More than a decade after the dissolution of the Soviet Union, and in spite
of the capitalist immersion program the former USSR underwent in the 1990s,
old habits cultivated and enforced by Marxist rule die hard.
So, former Communist bloc bankers are among an emerging class of executives
traveling to the United States partly on the U.S. State Department's dime to
learn how to do business by the American capitalist proverb, "The customer
is always right." (Whether Americans really believe that aphorism is the
subject of my forthcoming book, "Where the hell are your manners?")
One of those bankers is Oleg Betzel. At 26, he is one of Ukraine's young
suits trying to adapt. This fall, he made the pilgrimage to Boston to learn
about retail banking from $4 billion-asset Eastern Bank, which wields
customer service as its weapon in the battle for customers against the Bay
State big boys, FleetBoston, Citizens and Sovereign.
"I was surprised by how much attention was paid to the customer, making a
good image of the bank, creating an environment where (customers) feel
comfortable," said Betzel, an executive with the First Ukrainian
International Bank.
Back in the day - the Soviet day - customer satisfaction wasn't a priority.
Indeed, Betzel, whom Eastern officials say has a sense of humor about his
country's totalitarian past, acknowledged that customer service was not part
of the plan for a planned economy.
How quickly things have changed, though, with the help and contributions of
people like Betzel.
Ukraine has had to do in a dozen years what it took America more than 100 to
accomplish: create a fluid, working national banking system. "Ukraine got
its independence in 1991" when the Soviet Union collapsed, Betzel noted.

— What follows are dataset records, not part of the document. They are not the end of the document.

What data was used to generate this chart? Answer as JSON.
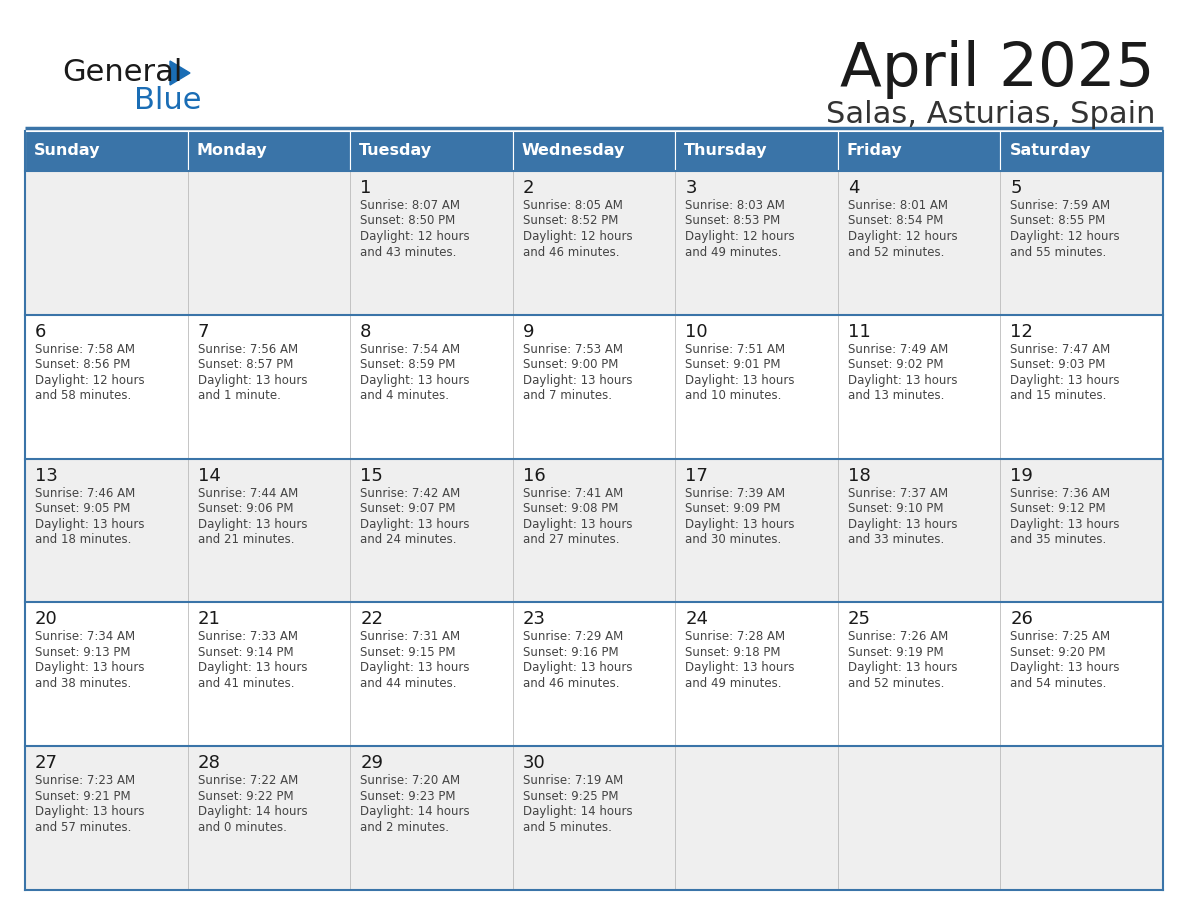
{
  "title": "April 2025",
  "subtitle": "Salas, Asturias, Spain",
  "header_bg": "#3A74A8",
  "header_text": "#FFFFFF",
  "cell_bg_white": "#FFFFFF",
  "cell_bg_gray": "#EFEFEF",
  "row_border_color": "#3A74A8",
  "cell_inner_border": "#CCCCCC",
  "day_names": [
    "Sunday",
    "Monday",
    "Tuesday",
    "Wednesday",
    "Thursday",
    "Friday",
    "Saturday"
  ],
  "title_color": "#1A1A1A",
  "subtitle_color": "#333333",
  "day_number_color": "#1A1A1A",
  "cell_text_color": "#444444",
  "logo_general_color": "#1A1A1A",
  "logo_blue_color": "#1A6DB5",
  "separator_color": "#3A74A8",
  "weeks": [
    [
      {
        "day": "",
        "sunrise": "",
        "sunset": "",
        "daylight": ""
      },
      {
        "day": "",
        "sunrise": "",
        "sunset": "",
        "daylight": ""
      },
      {
        "day": "1",
        "sunrise": "Sunrise: 8:07 AM",
        "sunset": "Sunset: 8:50 PM",
        "daylight": "Daylight: 12 hours\nand 43 minutes."
      },
      {
        "day": "2",
        "sunrise": "Sunrise: 8:05 AM",
        "sunset": "Sunset: 8:52 PM",
        "daylight": "Daylight: 12 hours\nand 46 minutes."
      },
      {
        "day": "3",
        "sunrise": "Sunrise: 8:03 AM",
        "sunset": "Sunset: 8:53 PM",
        "daylight": "Daylight: 12 hours\nand 49 minutes."
      },
      {
        "day": "4",
        "sunrise": "Sunrise: 8:01 AM",
        "sunset": "Sunset: 8:54 PM",
        "daylight": "Daylight: 12 hours\nand 52 minutes."
      },
      {
        "day": "5",
        "sunrise": "Sunrise: 7:59 AM",
        "sunset": "Sunset: 8:55 PM",
        "daylight": "Daylight: 12 hours\nand 55 minutes."
      }
    ],
    [
      {
        "day": "6",
        "sunrise": "Sunrise: 7:58 AM",
        "sunset": "Sunset: 8:56 PM",
        "daylight": "Daylight: 12 hours\nand 58 minutes."
      },
      {
        "day": "7",
        "sunrise": "Sunrise: 7:56 AM",
        "sunset": "Sunset: 8:57 PM",
        "daylight": "Daylight: 13 hours\nand 1 minute."
      },
      {
        "day": "8",
        "sunrise": "Sunrise: 7:54 AM",
        "sunset": "Sunset: 8:59 PM",
        "daylight": "Daylight: 13 hours\nand 4 minutes."
      },
      {
        "day": "9",
        "sunrise": "Sunrise: 7:53 AM",
        "sunset": "Sunset: 9:00 PM",
        "daylight": "Daylight: 13 hours\nand 7 minutes."
      },
      {
        "day": "10",
        "sunrise": "Sunrise: 7:51 AM",
        "sunset": "Sunset: 9:01 PM",
        "daylight": "Daylight: 13 hours\nand 10 minutes."
      },
      {
        "day": "11",
        "sunrise": "Sunrise: 7:49 AM",
        "sunset": "Sunset: 9:02 PM",
        "daylight": "Daylight: 13 hours\nand 13 minutes."
      },
      {
        "day": "12",
        "sunrise": "Sunrise: 7:47 AM",
        "sunset": "Sunset: 9:03 PM",
        "daylight": "Daylight: 13 hours\nand 15 minutes."
      }
    ],
    [
      {
        "day": "13",
        "sunrise": "Sunrise: 7:46 AM",
        "sunset": "Sunset: 9:05 PM",
        "daylight": "Daylight: 13 hours\nand 18 minutes."
      },
      {
        "day": "14",
        "sunrise": "Sunrise: 7:44 AM",
        "sunset": "Sunset: 9:06 PM",
        "daylight": "Daylight: 13 hours\nand 21 minutes."
      },
      {
        "day": "15",
        "sunrise": "Sunrise: 7:42 AM",
        "sunset": "Sunset: 9:07 PM",
        "daylight": "Daylight: 13 hours\nand 24 minutes."
      },
      {
        "day": "16",
        "sunrise": "Sunrise: 7:41 AM",
        "sunset": "Sunset: 9:08 PM",
        "daylight": "Daylight: 13 hours\nand 27 minutes."
      },
      {
        "day": "17",
        "sunrise": "Sunrise: 7:39 AM",
        "sunset": "Sunset: 9:09 PM",
        "daylight": "Daylight: 13 hours\nand 30 minutes."
      },
      {
        "day": "18",
        "sunrise": "Sunrise: 7:37 AM",
        "sunset": "Sunset: 9:10 PM",
        "daylight": "Daylight: 13 hours\nand 33 minutes."
      },
      {
        "day": "19",
        "sunrise": "Sunrise: 7:36 AM",
        "sunset": "Sunset: 9:12 PM",
        "daylight": "Daylight: 13 hours\nand 35 minutes."
      }
    ],
    [
      {
        "day": "20",
        "sunrise": "Sunrise: 7:34 AM",
        "sunset": "Sunset: 9:13 PM",
        "daylight": "Daylight: 13 hours\nand 38 minutes."
      },
      {
        "day": "21",
        "sunrise": "Sunrise: 7:33 AM",
        "sunset": "Sunset: 9:14 PM",
        "daylight": "Daylight: 13 hours\nand 41 minutes."
      },
      {
        "day": "22",
        "sunrise": "Sunrise: 7:31 AM",
        "sunset": "Sunset: 9:15 PM",
        "daylight": "Daylight: 13 hours\nand 44 minutes."
      },
      {
        "day": "23",
        "sunrise": "Sunrise: 7:29 AM",
        "sunset": "Sunset: 9:16 PM",
        "daylight": "Daylight: 13 hours\nand 46 minutes."
      },
      {
        "day": "24",
        "sunrise": "Sunrise: 7:28 AM",
        "sunset": "Sunset: 9:18 PM",
        "daylight": "Daylight: 13 hours\nand 49 minutes."
      },
      {
        "day": "25",
        "sunrise": "Sunrise: 7:26 AM",
        "sunset": "Sunset: 9:19 PM",
        "daylight": "Daylight: 13 hours\nand 52 minutes."
      },
      {
        "day": "26",
        "sunrise": "Sunrise: 7:25 AM",
        "sunset": "Sunset: 9:20 PM",
        "daylight": "Daylight: 13 hours\nand 54 minutes."
      }
    ],
    [
      {
        "day": "27",
        "sunrise": "Sunrise: 7:23 AM",
        "sunset": "Sunset: 9:21 PM",
        "daylight": "Daylight: 13 hours\nand 57 minutes."
      },
      {
        "day": "28",
        "sunrise": "Sunrise: 7:22 AM",
        "sunset": "Sunset: 9:22 PM",
        "daylight": "Daylight: 14 hours\nand 0 minutes."
      },
      {
        "day": "29",
        "sunrise": "Sunrise: 7:20 AM",
        "sunset": "Sunset: 9:23 PM",
        "daylight": "Daylight: 14 hours\nand 2 minutes."
      },
      {
        "day": "30",
        "sunrise": "Sunrise: 7:19 AM",
        "sunset": "Sunset: 9:25 PM",
        "daylight": "Daylight: 14 hours\nand 5 minutes."
      },
      {
        "day": "",
        "sunrise": "",
        "sunset": "",
        "daylight": ""
      },
      {
        "day": "",
        "sunrise": "",
        "sunset": "",
        "daylight": ""
      },
      {
        "day": "",
        "sunrise": "",
        "sunset": "",
        "daylight": ""
      }
    ]
  ]
}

"We're building our banks from zero."
Banks in the heavily industrialized, 48 million-person nation on the Black
Sea first specialized in lending to businesses, which needed capital and had
collateral in exchange. Individuals, though, were slow to recognize the need
for a savings account. And loans? By reputation, political dossiers were
more common than credit histories in the former Soviet Union.
Betzel came to Boston last summer to study the U.S. banking system through a
program operated by World Boston, which uses State Department grants to
bring over businesspeople from the former Soviet Union. The purpose, said
Brandie Conforti, the program's director, is to help those executives learn
from us while living amongst us.
Betzel lived in Brookline while working at Eastern. His exposure to the ways
of American bankers included time with many of Eastern's higher-ups, such as
Stanley Lukowski, chairman and CEO, Richard Holbrook, president, and John
Bitner, chief economist.
Although he was bullish about his stay, Betzel said as he prepared to depart
at the end of October that not all of what he saw will be implemented back
home. Tops on that list: electronic banking, which is prohibited in Ukraine.
"Unfortunately, we're limited by regulators," Betzel lamented. "I don't
think we'll see electronic commerce soon."